The superintendent’s contract extension: Another misstep for the SRC
The announcement by the School Reform Commission that it will extend Superintendent Arlene Ackerman’s contract through June 2014 sends a terrible message about the SRC’s approach to the most serious financial disaster the District has seen in recent memory.
The move effectively preserves one of the most lucrative pay packages for a public employee in the state, flying in the face of a national bipartisan trend toward curbing exorbitant compensation for school chiefs.
The contract provides the superintendent with a current salary of $348,140, more than the mayor ($167K with a voluntary 10% paycut) and governor ($175K) combined. According to a 2009-2010 study by the Council of Great City Schools, $275,000 was the average salary of heads of districts with 100,000-200,000 students.
The contract becomes even more problematic when bonuses are factored in. An annual performance bonus worth up to 20 percent of the superintendent’s salary amounted to $65,000 last year. It also entitles the superintendent to a $100,000 retention bonus this year that may be renewed at the discretion of the SRC. In response to inquiries, Ackerman agreed to defer the bonus until the District is on firmer financial footing.
The bonuses are in addition to annual raises, her health plan, and a $65,000-a-year contribution to an annuity. Add to that 34 vacation days, 30 days of paid consulting time (which come out of her vacation or personal days), and perks like a car and premiums toward a $1 million life insurance policy.
I contacted the New York City school district, where recently hired Chancellor Cathleen Black earns $250,000, not a single dollar increase over her predecessor and a salary that hasn’t changed since 2002. There are no retention or performance bonuses for Black, who runs a district eight times larger than Philadelphia’s.
The District’s communications office has pointed out that Black has some lucrative side deals with corporate boards that dramatically boost her pay. I’m curious to get the same information on our superintendent. She too has a contract that leaves plenty of room to earn money on the side.
To be fair to Superintendent Ackerman, the high-rolling salaries in Philadelphia began when the SRC was first formed, headed by James Nevels, an investment executive. Nevels often said private industry would solve the problems of public education, and Nevels, who dined regularly at the Four Seasons on the District’s dime, had the District paying salaries to match. Ex-superintendent Paul Vallas was the first to negotiate previously unheard-of retention and performance bonuses.

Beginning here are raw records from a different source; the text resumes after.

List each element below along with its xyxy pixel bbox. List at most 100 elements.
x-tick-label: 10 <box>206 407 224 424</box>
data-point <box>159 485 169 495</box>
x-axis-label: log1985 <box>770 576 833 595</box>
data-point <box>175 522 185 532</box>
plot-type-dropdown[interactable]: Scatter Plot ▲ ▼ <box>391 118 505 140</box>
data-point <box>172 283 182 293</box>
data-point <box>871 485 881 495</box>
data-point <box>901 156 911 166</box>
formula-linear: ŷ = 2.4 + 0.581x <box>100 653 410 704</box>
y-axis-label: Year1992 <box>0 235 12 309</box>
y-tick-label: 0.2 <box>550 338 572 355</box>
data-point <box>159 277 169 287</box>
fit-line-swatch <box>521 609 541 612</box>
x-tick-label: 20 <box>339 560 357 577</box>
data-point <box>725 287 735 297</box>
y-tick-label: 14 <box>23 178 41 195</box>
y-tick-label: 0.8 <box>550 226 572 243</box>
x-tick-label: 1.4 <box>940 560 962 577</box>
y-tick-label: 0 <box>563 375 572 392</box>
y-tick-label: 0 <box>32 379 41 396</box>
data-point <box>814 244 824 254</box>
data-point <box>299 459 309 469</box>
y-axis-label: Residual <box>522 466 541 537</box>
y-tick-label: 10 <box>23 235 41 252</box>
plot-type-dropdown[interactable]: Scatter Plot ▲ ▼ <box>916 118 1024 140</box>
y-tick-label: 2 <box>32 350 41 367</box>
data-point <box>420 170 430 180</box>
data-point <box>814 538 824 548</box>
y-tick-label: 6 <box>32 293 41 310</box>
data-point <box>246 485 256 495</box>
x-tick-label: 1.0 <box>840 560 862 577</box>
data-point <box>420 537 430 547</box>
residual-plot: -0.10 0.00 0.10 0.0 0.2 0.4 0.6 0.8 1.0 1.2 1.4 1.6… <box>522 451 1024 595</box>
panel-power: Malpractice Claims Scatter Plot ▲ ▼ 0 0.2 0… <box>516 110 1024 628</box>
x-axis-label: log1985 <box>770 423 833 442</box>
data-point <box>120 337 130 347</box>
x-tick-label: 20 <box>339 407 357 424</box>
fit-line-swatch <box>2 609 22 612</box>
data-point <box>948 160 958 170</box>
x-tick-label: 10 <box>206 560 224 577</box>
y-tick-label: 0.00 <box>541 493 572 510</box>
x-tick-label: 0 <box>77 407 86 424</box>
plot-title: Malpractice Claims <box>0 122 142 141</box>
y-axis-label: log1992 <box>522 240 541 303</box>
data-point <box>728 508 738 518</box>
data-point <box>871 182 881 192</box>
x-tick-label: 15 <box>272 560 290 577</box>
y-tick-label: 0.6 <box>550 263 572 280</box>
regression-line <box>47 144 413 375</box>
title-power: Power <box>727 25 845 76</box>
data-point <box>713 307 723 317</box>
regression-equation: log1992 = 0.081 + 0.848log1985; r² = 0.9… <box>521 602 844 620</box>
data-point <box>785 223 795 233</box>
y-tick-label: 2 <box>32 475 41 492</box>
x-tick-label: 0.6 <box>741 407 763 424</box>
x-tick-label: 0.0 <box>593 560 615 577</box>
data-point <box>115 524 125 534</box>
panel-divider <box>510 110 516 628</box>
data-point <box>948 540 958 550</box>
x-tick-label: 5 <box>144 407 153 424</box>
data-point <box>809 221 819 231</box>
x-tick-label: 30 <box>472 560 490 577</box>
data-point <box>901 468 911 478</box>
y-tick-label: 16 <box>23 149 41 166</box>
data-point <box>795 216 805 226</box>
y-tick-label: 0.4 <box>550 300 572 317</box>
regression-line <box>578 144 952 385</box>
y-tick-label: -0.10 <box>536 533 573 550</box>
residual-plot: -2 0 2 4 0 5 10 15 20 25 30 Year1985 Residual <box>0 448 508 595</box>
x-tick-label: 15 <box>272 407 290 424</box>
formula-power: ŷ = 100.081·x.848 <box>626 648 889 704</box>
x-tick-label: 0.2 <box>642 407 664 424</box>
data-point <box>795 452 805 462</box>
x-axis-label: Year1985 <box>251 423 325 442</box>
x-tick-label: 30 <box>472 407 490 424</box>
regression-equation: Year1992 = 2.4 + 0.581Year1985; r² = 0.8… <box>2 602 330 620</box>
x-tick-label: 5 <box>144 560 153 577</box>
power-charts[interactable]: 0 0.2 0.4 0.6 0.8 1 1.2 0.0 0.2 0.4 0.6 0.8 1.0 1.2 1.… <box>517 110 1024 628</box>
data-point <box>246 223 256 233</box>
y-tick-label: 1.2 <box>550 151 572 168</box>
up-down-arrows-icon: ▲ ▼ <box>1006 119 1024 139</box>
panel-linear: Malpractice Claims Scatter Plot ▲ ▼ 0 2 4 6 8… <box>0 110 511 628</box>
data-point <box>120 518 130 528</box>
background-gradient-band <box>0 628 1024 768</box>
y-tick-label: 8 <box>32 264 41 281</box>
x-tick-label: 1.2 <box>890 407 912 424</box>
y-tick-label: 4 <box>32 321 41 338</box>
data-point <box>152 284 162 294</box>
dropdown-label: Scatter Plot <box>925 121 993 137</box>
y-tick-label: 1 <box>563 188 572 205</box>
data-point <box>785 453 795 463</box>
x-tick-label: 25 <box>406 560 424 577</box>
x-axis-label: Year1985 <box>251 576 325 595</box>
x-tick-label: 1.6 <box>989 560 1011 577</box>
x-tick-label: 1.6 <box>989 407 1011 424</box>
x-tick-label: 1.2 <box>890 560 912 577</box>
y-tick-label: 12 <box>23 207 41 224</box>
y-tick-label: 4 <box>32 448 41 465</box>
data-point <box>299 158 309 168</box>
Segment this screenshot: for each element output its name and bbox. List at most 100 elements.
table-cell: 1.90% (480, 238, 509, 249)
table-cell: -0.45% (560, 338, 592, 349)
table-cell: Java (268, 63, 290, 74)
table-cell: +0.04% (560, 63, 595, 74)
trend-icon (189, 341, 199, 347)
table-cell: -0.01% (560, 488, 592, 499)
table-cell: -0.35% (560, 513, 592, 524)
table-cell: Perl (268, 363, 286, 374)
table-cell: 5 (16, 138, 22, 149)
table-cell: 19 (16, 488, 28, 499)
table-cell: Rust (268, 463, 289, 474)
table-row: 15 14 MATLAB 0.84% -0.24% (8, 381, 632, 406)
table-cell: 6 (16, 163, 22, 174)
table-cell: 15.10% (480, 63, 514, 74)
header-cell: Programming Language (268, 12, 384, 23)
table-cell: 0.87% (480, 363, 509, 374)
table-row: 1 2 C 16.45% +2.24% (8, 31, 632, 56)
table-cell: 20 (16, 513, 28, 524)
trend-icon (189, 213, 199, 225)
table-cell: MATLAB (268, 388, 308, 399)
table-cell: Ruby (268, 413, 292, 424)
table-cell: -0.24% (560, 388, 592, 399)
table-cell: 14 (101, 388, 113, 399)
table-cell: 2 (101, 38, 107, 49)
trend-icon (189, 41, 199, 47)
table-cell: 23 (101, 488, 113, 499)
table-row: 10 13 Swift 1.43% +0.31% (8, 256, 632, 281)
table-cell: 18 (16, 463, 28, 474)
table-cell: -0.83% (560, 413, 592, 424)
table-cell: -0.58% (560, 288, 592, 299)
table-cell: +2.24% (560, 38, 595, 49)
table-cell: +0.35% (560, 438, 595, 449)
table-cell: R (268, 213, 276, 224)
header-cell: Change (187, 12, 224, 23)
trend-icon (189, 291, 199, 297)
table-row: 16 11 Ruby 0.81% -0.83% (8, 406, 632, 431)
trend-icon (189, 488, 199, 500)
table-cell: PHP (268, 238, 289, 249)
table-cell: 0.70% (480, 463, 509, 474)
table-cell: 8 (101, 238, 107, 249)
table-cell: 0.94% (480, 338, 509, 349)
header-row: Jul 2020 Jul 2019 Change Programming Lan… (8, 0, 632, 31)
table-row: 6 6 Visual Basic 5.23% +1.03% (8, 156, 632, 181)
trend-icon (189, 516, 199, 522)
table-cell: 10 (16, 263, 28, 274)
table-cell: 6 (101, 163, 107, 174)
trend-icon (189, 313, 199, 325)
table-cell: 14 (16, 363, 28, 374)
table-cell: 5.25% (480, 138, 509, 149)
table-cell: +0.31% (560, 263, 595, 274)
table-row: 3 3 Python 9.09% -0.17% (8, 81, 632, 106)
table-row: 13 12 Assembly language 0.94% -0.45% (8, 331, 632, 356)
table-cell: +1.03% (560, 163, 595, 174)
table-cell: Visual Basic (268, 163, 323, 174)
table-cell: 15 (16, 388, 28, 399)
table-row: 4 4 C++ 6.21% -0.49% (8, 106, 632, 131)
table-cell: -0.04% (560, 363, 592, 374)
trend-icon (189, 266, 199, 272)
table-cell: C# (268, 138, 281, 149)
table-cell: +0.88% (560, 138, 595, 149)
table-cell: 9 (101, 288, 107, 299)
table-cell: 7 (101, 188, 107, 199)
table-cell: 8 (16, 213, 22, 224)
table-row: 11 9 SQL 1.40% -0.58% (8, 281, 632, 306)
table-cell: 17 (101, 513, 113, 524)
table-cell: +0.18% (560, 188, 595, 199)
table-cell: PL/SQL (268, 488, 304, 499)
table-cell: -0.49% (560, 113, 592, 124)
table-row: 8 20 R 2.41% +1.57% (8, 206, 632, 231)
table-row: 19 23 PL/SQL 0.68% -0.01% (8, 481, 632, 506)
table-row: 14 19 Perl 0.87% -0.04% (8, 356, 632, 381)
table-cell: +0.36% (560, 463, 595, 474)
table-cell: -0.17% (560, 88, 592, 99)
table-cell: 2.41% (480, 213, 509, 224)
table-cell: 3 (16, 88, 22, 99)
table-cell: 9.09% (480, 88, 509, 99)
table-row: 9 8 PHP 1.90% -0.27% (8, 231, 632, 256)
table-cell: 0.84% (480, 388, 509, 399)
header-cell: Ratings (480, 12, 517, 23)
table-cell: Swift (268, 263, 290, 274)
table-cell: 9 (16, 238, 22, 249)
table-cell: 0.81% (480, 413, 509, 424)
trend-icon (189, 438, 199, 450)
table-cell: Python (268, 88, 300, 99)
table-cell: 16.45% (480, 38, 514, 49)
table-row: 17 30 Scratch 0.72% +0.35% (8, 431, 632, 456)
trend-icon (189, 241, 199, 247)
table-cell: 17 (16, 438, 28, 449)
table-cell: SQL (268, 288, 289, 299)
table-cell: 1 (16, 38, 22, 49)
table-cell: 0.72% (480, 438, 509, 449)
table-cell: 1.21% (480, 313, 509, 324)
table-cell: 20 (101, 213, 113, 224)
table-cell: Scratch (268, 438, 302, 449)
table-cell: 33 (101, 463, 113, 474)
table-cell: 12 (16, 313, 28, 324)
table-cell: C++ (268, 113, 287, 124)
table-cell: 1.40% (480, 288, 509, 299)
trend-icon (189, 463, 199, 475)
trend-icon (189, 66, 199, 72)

But should such excessive compensation continue?
All across the country, there is distaste for pricey superintendents whose short tenure and high salaries more resemble a sports free agent than a public employee. New Jersey captured national headlines with its superintendent salary cap. Recently, New York Gov. Andrew Cuomo announced a similar intent to cap superintendent salaries. Philadelphia state Rep. Michael McGeehan has said he’ll introduce legislation that would cap superintendent salaries at an amount no greater than the governor’s and restrict bonuses and severance packages.
In response to the fiscal crisis, Ackerman has offered to take 20 furlough days, which amounts to roughly seven percent of her base salary. It’s a short-term gesture with no impact beyond this year, especially since she already received a 3 percent raise in the fall and has a hefty retention bonus in the wings.
The District’s communications department contacted the Notebook on this topic and emphasized that the superintendent is not the highest paid superintendent in the country, pointing to expensive superintendents in Long Island, N.Y. and elsewhere. They also highlighted that Ackerman works round the clock for schools. I don’t doubt the superintendent’s work ethic but at some point – and I believe we crossed that line tens of thousands of dollars ago – the issue of the salary of a public employee in a time of dramatic fiscal crisis has to be set aside from who they are, the amount of hours they put in, and even their performance. This isn’t the private sector where lawyers bill for hours, and corporate execs watch Wall Street tickers for their bonuses.
The SRC’s decision to extend this contract once again underscores their failure to recognize their oversight of one of the greatest financial meltdowns in district history:
- A deficit that approaches half a billion dollars.
- Where solutions like increased class size and school closings are casually dropped to shocked parents and school communities.
- Where central office staff could be slashed by a third and teachers are told to expect layoffs.
It’s a district where, despite a $3.2 billion budget, a school nurse in elementary school is considered a perk, and art and music classes are luxuries.
Meanwhile, the SRC chose to pass a budget that not only spent down its entire reserve fund but also started new programs and hired high-priced executives and consultants through the fall. Now they’ve renewed a contract for a superintendent that is far out of line with public sensibility.
It’s hard to imagine how the SRC can send a message of fiscal responsibility to Harrisburg or communicate a “share the pain” directive with parents and school communities who fear they’ll have to bear the brunt of the SRC’s apparent indifference or incompetence about its financial missteps.
A version of this piece also appeared in the Daily News.